Dr Krishna Chaturvedi cycles around Westcliff before starting work each day at his surgery in Southbourne Grove.

However, he was in collision with a car on the corner of Chalkwell Avenue and First Avenue and came off his bicycle.

The GP lost consciousness and injured his neck, back and face, particularly around his eye, but believes his life was saved by his cycle helmet.

He said: “I am gradually recovering from the injuries, but thank God there was no serious injury.

“The best protection for me was my helmet.

“What saved my life was wearing the helmet and having lights and a reflector jacket, but most importantly the helmet that I see so many cyclists do not wear.

“I checkedwith patients of mine who cycle regularly and surprisingly about 40 per cent do not wear one, which made me think to put out a message that a helmet must be worn.

“Without a helmet, I might not have survived and I want my experience to warn others.”

Police, an ambulance and paramedic rapid response car attended the crash shortly before 7am last Friday.

Dr Chaturvedi said: “I don’t really remember what happened. When I woke, I was on the road.

“The ambulance and police arrived so quickly.

“I want to express my gratitude towards the members of the public who stopped to help me and call the emergency services, who were excellent.

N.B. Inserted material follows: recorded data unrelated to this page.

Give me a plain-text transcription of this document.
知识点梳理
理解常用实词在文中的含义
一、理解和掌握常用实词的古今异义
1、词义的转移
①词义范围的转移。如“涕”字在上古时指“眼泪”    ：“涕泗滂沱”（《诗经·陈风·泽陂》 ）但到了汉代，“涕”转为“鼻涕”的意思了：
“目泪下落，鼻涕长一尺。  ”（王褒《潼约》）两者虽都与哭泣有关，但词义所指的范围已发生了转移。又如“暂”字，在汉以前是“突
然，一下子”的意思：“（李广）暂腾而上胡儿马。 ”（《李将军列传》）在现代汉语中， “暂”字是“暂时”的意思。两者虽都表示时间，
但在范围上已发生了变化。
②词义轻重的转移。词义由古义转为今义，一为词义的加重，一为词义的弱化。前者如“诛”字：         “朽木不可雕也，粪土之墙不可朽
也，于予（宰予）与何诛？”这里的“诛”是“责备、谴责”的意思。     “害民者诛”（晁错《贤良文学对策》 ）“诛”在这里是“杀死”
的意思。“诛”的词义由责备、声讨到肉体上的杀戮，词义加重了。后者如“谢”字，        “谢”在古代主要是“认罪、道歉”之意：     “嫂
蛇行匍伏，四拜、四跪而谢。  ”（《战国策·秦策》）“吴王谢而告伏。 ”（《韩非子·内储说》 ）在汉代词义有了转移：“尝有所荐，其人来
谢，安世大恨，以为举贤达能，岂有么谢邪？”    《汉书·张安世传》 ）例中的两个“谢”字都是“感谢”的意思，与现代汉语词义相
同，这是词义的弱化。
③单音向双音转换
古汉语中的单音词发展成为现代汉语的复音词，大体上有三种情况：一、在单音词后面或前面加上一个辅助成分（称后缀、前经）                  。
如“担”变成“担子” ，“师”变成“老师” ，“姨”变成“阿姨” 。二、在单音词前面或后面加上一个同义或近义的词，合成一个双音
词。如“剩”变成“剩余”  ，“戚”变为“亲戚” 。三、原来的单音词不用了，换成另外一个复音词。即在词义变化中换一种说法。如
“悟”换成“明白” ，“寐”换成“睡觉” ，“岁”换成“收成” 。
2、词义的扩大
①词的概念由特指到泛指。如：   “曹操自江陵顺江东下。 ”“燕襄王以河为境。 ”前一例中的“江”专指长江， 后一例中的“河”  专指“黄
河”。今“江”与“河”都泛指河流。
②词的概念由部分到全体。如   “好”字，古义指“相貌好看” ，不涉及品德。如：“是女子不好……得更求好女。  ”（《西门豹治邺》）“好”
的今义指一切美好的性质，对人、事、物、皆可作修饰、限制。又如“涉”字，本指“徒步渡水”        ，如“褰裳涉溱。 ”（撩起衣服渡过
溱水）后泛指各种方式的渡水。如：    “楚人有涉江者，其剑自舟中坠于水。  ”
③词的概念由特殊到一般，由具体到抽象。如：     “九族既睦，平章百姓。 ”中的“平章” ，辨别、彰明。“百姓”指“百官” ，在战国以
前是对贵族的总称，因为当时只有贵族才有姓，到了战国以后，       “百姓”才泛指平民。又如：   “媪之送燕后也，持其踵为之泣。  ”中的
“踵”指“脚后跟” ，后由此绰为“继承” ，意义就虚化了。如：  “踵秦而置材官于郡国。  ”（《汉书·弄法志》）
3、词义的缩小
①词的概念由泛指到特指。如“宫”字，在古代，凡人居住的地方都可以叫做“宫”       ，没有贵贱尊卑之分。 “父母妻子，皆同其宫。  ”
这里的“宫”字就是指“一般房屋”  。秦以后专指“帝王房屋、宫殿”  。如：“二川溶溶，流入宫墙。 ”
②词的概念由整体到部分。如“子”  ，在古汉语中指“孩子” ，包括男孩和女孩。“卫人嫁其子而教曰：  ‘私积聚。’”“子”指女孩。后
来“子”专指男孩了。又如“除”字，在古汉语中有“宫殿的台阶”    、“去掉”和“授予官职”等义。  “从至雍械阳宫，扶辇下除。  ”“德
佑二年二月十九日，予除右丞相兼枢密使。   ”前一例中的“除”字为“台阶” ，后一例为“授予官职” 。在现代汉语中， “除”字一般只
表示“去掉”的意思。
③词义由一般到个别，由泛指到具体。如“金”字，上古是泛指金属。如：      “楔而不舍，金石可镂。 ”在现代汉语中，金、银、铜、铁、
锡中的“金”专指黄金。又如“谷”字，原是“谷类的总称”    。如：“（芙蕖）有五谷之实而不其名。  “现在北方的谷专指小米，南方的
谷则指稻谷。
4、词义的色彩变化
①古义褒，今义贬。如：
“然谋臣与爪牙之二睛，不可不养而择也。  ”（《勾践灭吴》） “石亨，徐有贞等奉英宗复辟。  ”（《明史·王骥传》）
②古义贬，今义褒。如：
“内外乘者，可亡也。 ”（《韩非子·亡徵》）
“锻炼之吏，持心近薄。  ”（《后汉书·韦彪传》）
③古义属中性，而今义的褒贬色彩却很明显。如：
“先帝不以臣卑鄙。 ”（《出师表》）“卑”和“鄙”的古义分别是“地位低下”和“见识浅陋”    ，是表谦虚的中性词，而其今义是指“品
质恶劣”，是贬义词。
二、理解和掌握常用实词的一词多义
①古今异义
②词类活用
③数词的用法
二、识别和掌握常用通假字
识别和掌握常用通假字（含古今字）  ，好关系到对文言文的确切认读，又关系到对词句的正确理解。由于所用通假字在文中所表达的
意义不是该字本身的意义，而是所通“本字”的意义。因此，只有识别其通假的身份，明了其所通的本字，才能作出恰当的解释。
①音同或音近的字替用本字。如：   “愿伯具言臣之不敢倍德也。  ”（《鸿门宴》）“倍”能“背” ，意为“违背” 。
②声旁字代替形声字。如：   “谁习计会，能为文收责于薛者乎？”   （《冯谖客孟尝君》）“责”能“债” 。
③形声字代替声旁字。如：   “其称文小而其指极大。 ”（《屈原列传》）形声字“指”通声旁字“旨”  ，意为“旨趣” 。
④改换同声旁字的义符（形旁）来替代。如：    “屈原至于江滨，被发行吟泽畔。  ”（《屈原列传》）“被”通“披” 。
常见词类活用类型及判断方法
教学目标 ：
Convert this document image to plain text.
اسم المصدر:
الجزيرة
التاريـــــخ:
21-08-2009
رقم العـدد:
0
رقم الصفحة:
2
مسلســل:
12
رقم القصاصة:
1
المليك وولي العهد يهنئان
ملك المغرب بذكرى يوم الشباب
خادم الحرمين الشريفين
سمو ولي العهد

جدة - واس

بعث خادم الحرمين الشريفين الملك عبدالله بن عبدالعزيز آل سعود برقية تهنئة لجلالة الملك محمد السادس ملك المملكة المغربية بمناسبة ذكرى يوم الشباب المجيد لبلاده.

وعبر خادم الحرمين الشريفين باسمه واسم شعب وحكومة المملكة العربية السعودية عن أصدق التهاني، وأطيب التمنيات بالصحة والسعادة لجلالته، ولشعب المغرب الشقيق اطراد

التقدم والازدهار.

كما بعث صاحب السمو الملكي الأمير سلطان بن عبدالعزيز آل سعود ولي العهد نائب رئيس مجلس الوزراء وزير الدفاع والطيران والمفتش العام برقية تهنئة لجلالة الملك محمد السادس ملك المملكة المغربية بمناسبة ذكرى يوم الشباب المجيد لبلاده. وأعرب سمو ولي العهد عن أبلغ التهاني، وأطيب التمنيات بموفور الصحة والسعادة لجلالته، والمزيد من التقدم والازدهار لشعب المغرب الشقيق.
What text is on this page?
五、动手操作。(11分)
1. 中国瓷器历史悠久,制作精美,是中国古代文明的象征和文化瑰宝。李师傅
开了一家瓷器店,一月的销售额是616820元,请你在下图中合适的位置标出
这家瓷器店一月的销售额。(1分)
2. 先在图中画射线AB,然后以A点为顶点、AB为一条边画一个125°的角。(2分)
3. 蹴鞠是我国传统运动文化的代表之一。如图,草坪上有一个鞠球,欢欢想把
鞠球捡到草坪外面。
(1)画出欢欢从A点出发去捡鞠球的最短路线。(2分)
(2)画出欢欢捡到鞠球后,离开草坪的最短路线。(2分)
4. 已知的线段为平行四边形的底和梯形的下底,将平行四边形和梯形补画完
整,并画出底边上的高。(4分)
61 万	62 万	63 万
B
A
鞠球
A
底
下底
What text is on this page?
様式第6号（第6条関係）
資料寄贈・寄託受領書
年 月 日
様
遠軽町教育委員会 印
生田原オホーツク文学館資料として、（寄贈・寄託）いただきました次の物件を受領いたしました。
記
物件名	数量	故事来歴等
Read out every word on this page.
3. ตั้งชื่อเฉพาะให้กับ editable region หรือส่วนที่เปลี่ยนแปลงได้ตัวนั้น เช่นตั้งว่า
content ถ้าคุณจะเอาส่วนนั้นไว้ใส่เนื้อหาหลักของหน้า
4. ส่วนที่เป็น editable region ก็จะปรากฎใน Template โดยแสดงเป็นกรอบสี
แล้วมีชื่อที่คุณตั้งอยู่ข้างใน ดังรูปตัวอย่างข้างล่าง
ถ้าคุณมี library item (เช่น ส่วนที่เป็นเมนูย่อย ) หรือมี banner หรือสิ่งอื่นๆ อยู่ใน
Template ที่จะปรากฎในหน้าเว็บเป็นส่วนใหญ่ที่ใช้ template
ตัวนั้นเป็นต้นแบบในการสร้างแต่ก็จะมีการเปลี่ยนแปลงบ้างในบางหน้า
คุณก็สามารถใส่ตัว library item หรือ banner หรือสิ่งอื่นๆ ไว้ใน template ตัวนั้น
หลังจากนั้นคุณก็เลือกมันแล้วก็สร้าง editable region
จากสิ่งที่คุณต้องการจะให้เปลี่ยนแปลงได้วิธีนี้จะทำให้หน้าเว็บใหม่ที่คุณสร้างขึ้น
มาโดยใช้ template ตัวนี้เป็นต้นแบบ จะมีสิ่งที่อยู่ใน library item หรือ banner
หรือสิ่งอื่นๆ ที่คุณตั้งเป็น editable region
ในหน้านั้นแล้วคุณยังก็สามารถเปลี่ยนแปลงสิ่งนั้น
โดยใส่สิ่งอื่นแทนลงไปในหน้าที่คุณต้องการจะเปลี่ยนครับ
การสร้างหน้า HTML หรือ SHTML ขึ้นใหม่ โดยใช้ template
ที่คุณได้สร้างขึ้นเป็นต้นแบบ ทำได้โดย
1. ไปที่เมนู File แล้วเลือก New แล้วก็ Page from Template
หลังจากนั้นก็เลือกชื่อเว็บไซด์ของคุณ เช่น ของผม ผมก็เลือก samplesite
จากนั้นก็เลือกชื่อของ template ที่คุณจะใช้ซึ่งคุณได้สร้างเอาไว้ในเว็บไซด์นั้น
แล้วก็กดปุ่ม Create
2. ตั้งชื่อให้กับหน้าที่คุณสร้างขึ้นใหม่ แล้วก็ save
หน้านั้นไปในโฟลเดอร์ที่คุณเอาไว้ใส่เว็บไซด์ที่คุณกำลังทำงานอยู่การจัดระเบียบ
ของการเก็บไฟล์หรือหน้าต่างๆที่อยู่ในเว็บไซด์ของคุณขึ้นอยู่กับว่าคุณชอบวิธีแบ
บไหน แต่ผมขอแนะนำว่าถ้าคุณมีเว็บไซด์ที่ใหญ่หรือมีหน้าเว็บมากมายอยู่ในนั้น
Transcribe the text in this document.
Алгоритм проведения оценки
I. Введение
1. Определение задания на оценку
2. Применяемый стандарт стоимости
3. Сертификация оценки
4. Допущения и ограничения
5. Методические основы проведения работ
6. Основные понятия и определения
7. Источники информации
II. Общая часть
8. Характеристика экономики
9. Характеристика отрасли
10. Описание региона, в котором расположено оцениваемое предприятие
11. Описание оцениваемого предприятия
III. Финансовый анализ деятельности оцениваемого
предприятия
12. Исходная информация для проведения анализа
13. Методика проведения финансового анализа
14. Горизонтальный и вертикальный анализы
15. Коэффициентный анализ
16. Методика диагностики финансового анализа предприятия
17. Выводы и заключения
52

“They were not only prompt and efficient, but extremely courteous and attentive to my needs.

“Obviously I was at the time concussed and was taken to A&E where I found an extremely helpful nursing and medical team.

“I was in the right time at the right place for the right care.”

Dr Chaturvedi returned to work after a few days recuperation.

Police say the driver was reported for a motoring offence.

Adrian Turner, who is a clinical operations manager in Essex and a cycling paramedic, said: “The key things to stay safe when out cycling are your visibility, your road positioning and being wary of blind-spots on vehicles.”